Common ways to reduce complexity is to use blocking. As an example, you might only consider pairs that share the same first 3 characters. We call the amount that blocking reduces complexity the “reduction ratio”. If a blocking scheme generates 1,000,000 comparisons on a deduplication of 100,000 records, the reduction ratio is 99.98% (There are ~10,000**2 / 2 possible comparisons). At scale, a single block scheme will likely not yield a sufficiently large reduction ratio and you may want a conjunction of blocking schemes.

The goal is of each active learning loop is to identify the “best” union of blocking conjunctions.

First, to manage scalability, we use a sample of data to learn the optimal blocking conjunctions, using a new sample with each active learning loop.

Second, we create a forward index on the sample. That is, we build schema.blocks_train where each row is an entity and each column is a block scheme. The values are the signatures for the corresponding entity and block scheme.

Third, for each block scheme, we use dynamic programming to greedily search for the best conjunction.

To identify the “best” conjunction, we consider the reduction ratio, positive coverage, and negative coverage. While excluding any conjunction that does not capture any positive pairs, we want to (1) maximize the reduction ratio, (2) maximize the positive coverage, and (3) minimize the negative coverage – in that order. To reduce complexity further, we limit the length of the conjunctions to settings.model.k conjunctions. We find k=3 is usually sufficient.
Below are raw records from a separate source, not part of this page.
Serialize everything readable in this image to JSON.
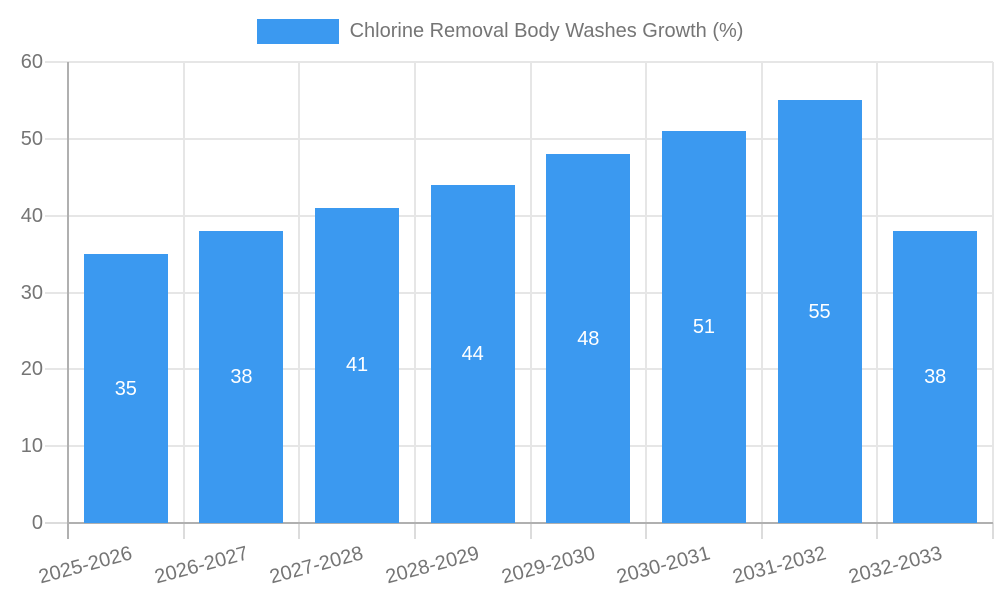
{
  "chart_data": {
    "type": "bar",
    "title": "Chlorine Removal Body Washes Growth (%)",
    "categories": [
      "2025-2026",
      "2026-2027",
      "2027-2028",
      "2028-2029",
      "2029-2030",
      "2030-2031",
      "2031-2032",
      "2032-2033"
    ],
    "series": [
      {
        "name": "Chlorine Removal Body Washes Growth (%)",
        "values": [
          35,
          38,
          41,
          44,
          48,
          51,
          55,
          38
        ]
      }
    ],
    "value_labels": [
      "35",
      "38",
      "41",
      "44",
      "48",
      "51",
      "55",
      "38"
    ],
    "xlabel": "",
    "ylabel": "",
    "ylim": [
      0,
      60
    ],
    "yticks": [
      0,
      10,
      20,
      30,
      40,
      50,
      60
    ],
    "grid": true,
    "legend_position": "top-center",
    "x_label_rotation_deg": -15,
    "colors": {
      "bar": "#3b99f0",
      "value_label": "#ffffff",
      "axis_text": "#757575",
      "legend_text": "#757575",
      "gridline": "#e6e6e6",
      "tick": "#dcdcdc",
      "axis_line": "#b0b0b0",
      "background": "#ffffff"
    }
  }
}
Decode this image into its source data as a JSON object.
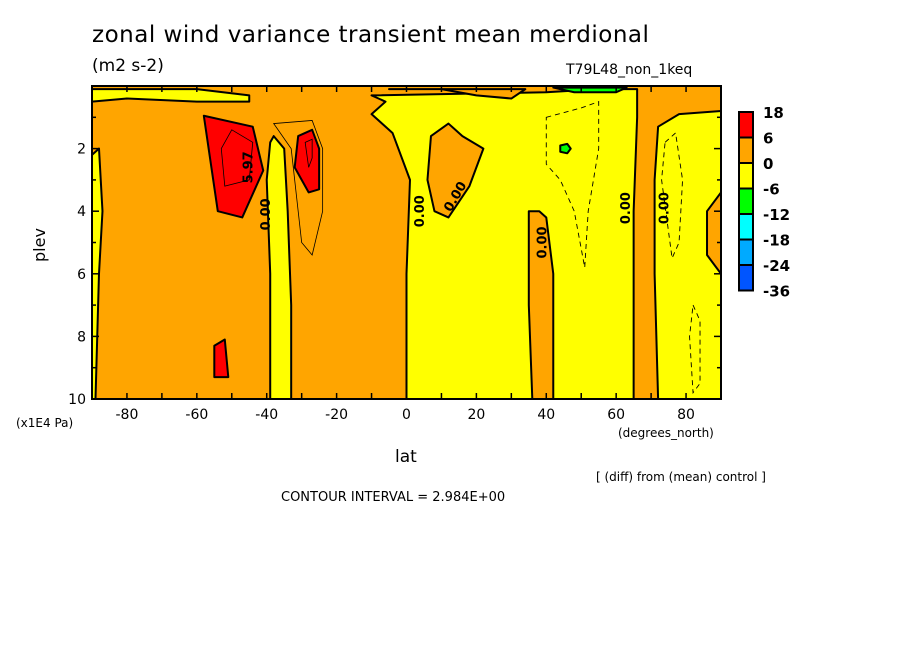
{
  "title": "zonal wind variance transient mean merdional",
  "units": "(m2 s-2)",
  "run_label": "T79L48_non_1keq",
  "footer": {
    "diff_note": "[ (diff) from (mean) control ]",
    "contour_interval": "CONTOUR INTERVAL = 2.984E+00"
  },
  "chart_data": {
    "type": "heatmap",
    "subtype": "filled-contour",
    "xlabel": "lat",
    "xunits": "(degrees_north)",
    "ylabel": "plev",
    "yunits": "(x1E4 Pa)",
    "xlim": [
      -90,
      90
    ],
    "ylim": [
      10,
      0
    ],
    "xticks": [
      "-80",
      "-60",
      "-40",
      "-20",
      "0",
      "20",
      "40",
      "60",
      "80"
    ],
    "xtick_values": [
      -80,
      -60,
      -40,
      -20,
      0,
      20,
      40,
      60,
      80
    ],
    "yticks": [
      "2",
      "4",
      "6",
      "8",
      "10"
    ],
    "ytick_values": [
      2,
      4,
      6,
      8,
      10
    ],
    "legend": {
      "placement": "right",
      "levels": [
        "18",
        "6",
        "0",
        "-6",
        "-12",
        "-18",
        "-24",
        "-36"
      ],
      "colors": [
        "#ff0000",
        "#ffa500",
        "#ffff00",
        "#00ff00",
        "#00ffff",
        "#00aaff",
        "#0055ff"
      ]
    },
    "background_class_color": "#ffa500",
    "regions": [
      {
        "class": "-6-0",
        "color": "#ffff00",
        "points": [
          [
            -90,
            0.1
          ],
          [
            -60,
            0.1
          ],
          [
            -45,
            0.3
          ],
          [
            -45,
            0.5
          ],
          [
            -60,
            0.5
          ],
          [
            -80,
            0.4
          ],
          [
            -90,
            0.5
          ]
        ]
      },
      {
        "class": "-6-0",
        "color": "#ffff00",
        "points": [
          [
            -90,
            2.2
          ],
          [
            -88,
            2.0
          ],
          [
            -87,
            4
          ],
          [
            -88,
            6
          ],
          [
            -89,
            10
          ],
          [
            -90,
            10
          ]
        ]
      },
      {
        "class": "-6-0",
        "color": "#ffff00",
        "points": [
          [
            -38,
            1.6
          ],
          [
            -35,
            2
          ],
          [
            -34,
            4
          ],
          [
            -33,
            7
          ],
          [
            -33,
            10
          ],
          [
            -39,
            10
          ],
          [
            -39,
            6
          ],
          [
            -40,
            3
          ],
          [
            -39,
            1.8
          ]
        ]
      },
      {
        "class": "-6-0",
        "color": "#ffff00",
        "points": [
          [
            -10,
            0.3
          ],
          [
            40,
            0.2
          ],
          [
            55,
            0.1
          ],
          [
            66,
            0.1
          ],
          [
            66,
            1
          ],
          [
            65,
            4
          ],
          [
            65,
            10
          ],
          [
            0,
            10
          ],
          [
            0,
            6
          ],
          [
            1,
            3
          ],
          [
            -4,
            1.5
          ],
          [
            -10,
            0.9
          ],
          [
            -6,
            0.5
          ]
        ]
      },
      {
        "class": "0-6",
        "color": "#ffa500",
        "points": [
          [
            7,
            1.6
          ],
          [
            12,
            1.2
          ],
          [
            16,
            1.6
          ],
          [
            22,
            2
          ],
          [
            18,
            3.2
          ],
          [
            12,
            4.2
          ],
          [
            8,
            4
          ],
          [
            6,
            3
          ]
        ]
      },
      {
        "class": "0-6",
        "color": "#ffa500",
        "points": [
          [
            35,
            4
          ],
          [
            38,
            4
          ],
          [
            40,
            4.2
          ],
          [
            42,
            6
          ],
          [
            42,
            10
          ],
          [
            36,
            10
          ],
          [
            35,
            7
          ]
        ]
      },
      {
        "class": "0-6",
        "color": "#ffa500",
        "points": [
          [
            -5,
            0.1
          ],
          [
            10,
            0.1
          ],
          [
            20,
            0.3
          ],
          [
            30,
            0.4
          ],
          [
            34,
            0.1
          ],
          [
            -5,
            0.1
          ]
        ]
      },
      {
        "class": "-6-0",
        "color": "#ffff00",
        "points": [
          [
            72,
            1.3
          ],
          [
            78,
            0.9
          ],
          [
            90,
            0.8
          ],
          [
            90,
            10
          ],
          [
            72,
            10
          ],
          [
            71,
            6
          ],
          [
            71,
            3
          ]
        ]
      },
      {
        "class": "0-6",
        "color": "#ffa500",
        "points": [
          [
            90,
            3.4
          ],
          [
            86,
            4
          ],
          [
            86,
            5.4
          ],
          [
            90,
            6
          ]
        ]
      },
      {
        "class": "6-18",
        "color": "#ff0000",
        "points": [
          [
            -58,
            0.95
          ],
          [
            -44,
            1.3
          ],
          [
            -41,
            2.7
          ],
          [
            -47,
            4.2
          ],
          [
            -54,
            4.0
          ]
        ]
      },
      {
        "class": "6-18",
        "color": "#ff0000",
        "points": [
          [
            -31,
            1.6
          ],
          [
            -27,
            1.4
          ],
          [
            -25,
            2
          ],
          [
            -25,
            3.3
          ],
          [
            -28,
            3.4
          ],
          [
            -32,
            2.6
          ]
        ]
      },
      {
        "class": "6-18",
        "color": "#ff0000",
        "points": [
          [
            -55,
            8.3
          ],
          [
            -52,
            8.1
          ],
          [
            -51,
            9.3
          ],
          [
            -55,
            9.3
          ]
        ]
      },
      {
        "class": "-12--6",
        "color": "#00ff00",
        "points": [
          [
            44,
            1.9
          ],
          [
            46,
            1.85
          ],
          [
            47,
            2
          ],
          [
            46,
            2.15
          ],
          [
            44,
            2.1
          ]
        ]
      },
      {
        "class": "-12--6",
        "color": "#00ff00",
        "points": [
          [
            42,
            0.05
          ],
          [
            63,
            0.05
          ],
          [
            60,
            0.2
          ],
          [
            48,
            0.2
          ]
        ]
      }
    ],
    "contour_labels": [
      "5.97",
      "0.00",
      "0.00",
      "0.00",
      "0.00",
      "0.00",
      "0.00"
    ]
  }
}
Fourth, we apply the blocking conjunctions to obtain comparison pairs. Iterating from best-to-worst conjunctions, we obtain comparison pairs until either stopping condition: (1) we have obtained n_covered pairs or (2) the conjunction would yield too many comparisons. This latter condition typically only applies when we fetch comparison pairs from the full data, and is not a concern when learning blocking from the sample.